One of the things I’ve been doing while I have time off is catch up on my reading. Between looking after Amy, household chores, optometrist and dentist visits, etc. I’ve been reading bits and pieces of two books. One is Natural Capitalism, which is certainly thought provoking even though its conclusions might be a bit misguided, and the other is George Varghese’s Network Algorithmics. So far I’m only up to chapter eight, and it has been a mixed bag. For one thing, the author makes lots of untrue claims about Fibre Channel, which he persistently misspells as FiberChannel. On the other hand, much of the material should be familiar to readers of my own server design article, and it’s nice to see a book-length treatment of such an important but often-neglected technical area. Chapter five on avoiding copies and chapter six on avoiding context switches should be particularly familiar. I think Varghese mostly Gets It, though I suspect he’s a better techie than he is a writer because he often seems to start with a good point and then lose his way in subsequent levels of elaboration. For example, at the start of chapter eight he’s trying to explain why “early demultiplexing” … basically the idea of examining an incoming packet and putting it on a specific queue immediately instead of leaving it on a common queue where it might block other more important packet … is a good idea. Among his justifications are ease/efficiency of implementing protocols in user space, and early checking of things like packet lengths. I’ll address each of these in turn.
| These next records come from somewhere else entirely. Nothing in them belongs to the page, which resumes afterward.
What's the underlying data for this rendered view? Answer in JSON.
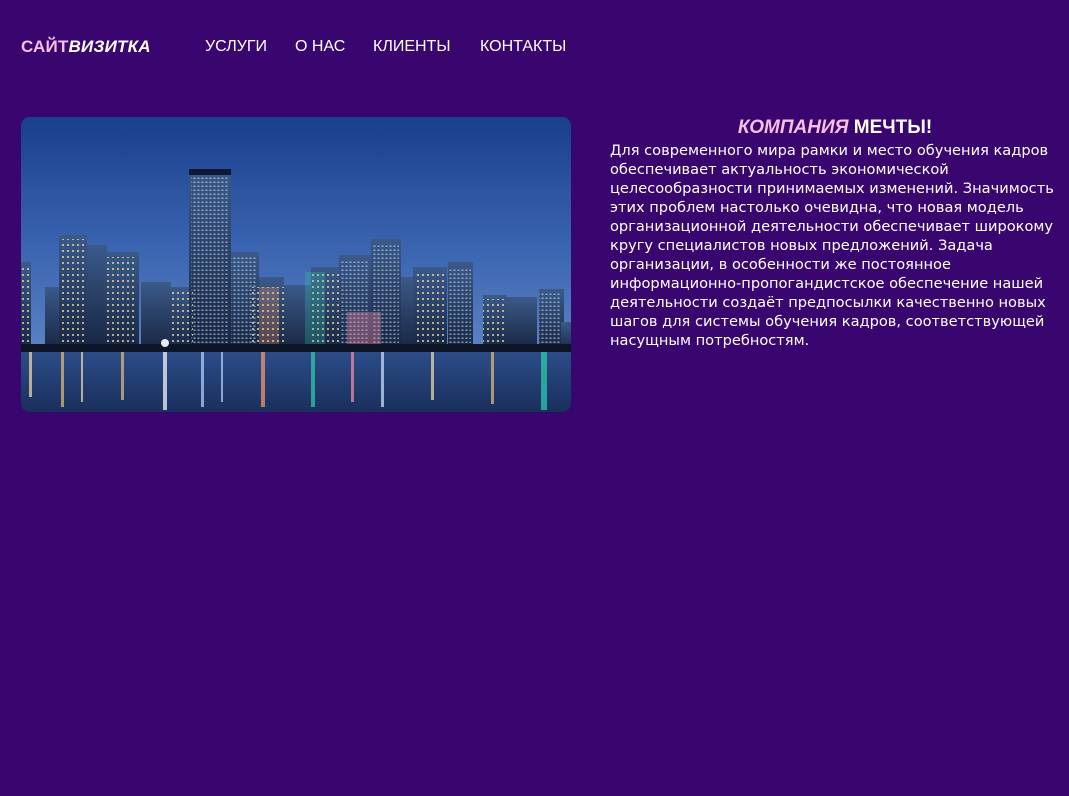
{
  "header": {
    "logo": {
      "part1": "САЙТ",
      "part2": "ВИЗИТКА"
    },
    "nav": [
      {
        "label": "УСЛУГИ"
      },
      {
        "label": "О НАС"
      },
      {
        "label": "КЛИЕНТЫ"
      },
      {
        "label": "КОНТАКТЫ"
      }
    ]
  },
  "hero": {
    "image_subject": "night-city-skyline"
  },
  "content": {
    "headline_part1": "КОМПАНИЯ",
    "headline_part2": "МЕЧТЫ!",
    "paragraph": "Для современного мира рамки и место обучения кадров обеспечивает актуальность экономической целесообразности принимаемых изменений. Значимость этих проблем настолько очевидна, что новая модель организационной деятельности обеспечивает широкому кругу специалистов новых предложений. Задача организации, в особенности же постоянное информационно-пропогандистское обеспечение нашей деятельности создаёт предпосылки качественно новых шагов для системы обучения кадров, соответствующей насущным потребностям."
  },
  "colors": {
    "background": "#390670",
    "accent_pink": "#f7bfe6",
    "text": "#ffffff"
  }
}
Varghese is obviously fond of user-level protocol implementations. I’m not. Perhaps the difference lies in the environments in which we’ve worked. User-level protocol implementations can work very well in “closed” environments where one has full control over what activities occur on the system and what users have access. Unfortunately, these advantages are rapidly overshadowed in a more “open” general-purpose environment. To see why, consider resource management. In a closed system, one can exercise a certain amount of preemptive control over resource usage. Analyses can be done under a finite set of circumstances, determining resource-allocation rules that can be used to determine optimal allocation strategies and/or to set rules that programmers within the system must live by. In an open system such analysis, specialization and rule enforcement are impossible. Protecting users from one another in such a system is mandatory, even though it saps performance and increases code complexity. As it turns out, also, many systems one might think of as closed (e.g. Revivio’s) are really open because they rely on technology from an open-system world and/or integrate multiple third-party components that lack the kind of design coherence that Varghese seems to assume.

On the second point, of prechecking lengths, Varghese refers to one of his “15 Principles Used to Overcome Network Bottlenecks” which are sort of an inverse of my “Four Horsemen of Poor Performance” and are ubiquitously referred to in the book as Pn (where n is the rule number).

For example, rather than have each layer protocol check for packet lengths, this can be done just once in the spirit of P1, avoiding obvious waste.

I object to this suggestion on two counts. First, combining these checks requires that the low-level code know the packet formats for every protocol above it. Ick. This is not just an aesthetic “layers are pretty” objection either; in an open system the complete set of upper-layer protocols can not be known until run time. Enabling upper-layer code to “teach” lower-layer code about packet formats both constrains those formats and introduces massive amounts of API complexity. The second objection is that Varghese is applying the wrong rule. Instead of applying P1, Varghese should be applying P2b (evaluate lazily). Under load, it’s likely that a fairly high percentage of packets will get dropped, and precalculating anything for about-to-be-dropped packets is a waste. One might argue that this is a violation of the principle of optimizing for the common case (which I know from Hennessy and Patterson) but it’s actually an application of another rule that doesn’t make Varghese’s list.

Always know what you’re optimizing for.

Most people should be optimizing for the high-load case because the low-load case mostly takes care of itself. For example, nobody’s going to care if your web server handles a single request 10% faster if everything that the web server does is less than 1% of the network latency anyway. They might care, however, if your server handles high load 10% better so they only need to provision nine servers for an application instead of ten. When designing to maximize throughput, you must always think in terms of the characteristics of the system under load, not at idle, and they’re often very different. Interestingly, this is where Varghese could have backed into the correct answer because he phrased his P11 as optimization of the expected case rather than the common case. High load is the expected (if not common) case, and under high load packet drops are frequent. Thus an application of P11 followed by P2b suggests that we should avoid precalculation in this case, which I believe is the correct answer.

So I think Varghese got this one wrong. Big deal. It’s still (so far) a good book on a subject near and dear to my heart. Experts disagree all the time, and even if I don’t get anything out of the book besides an opportunity to state my case on some of the issues Varghese raises it will have been worth it.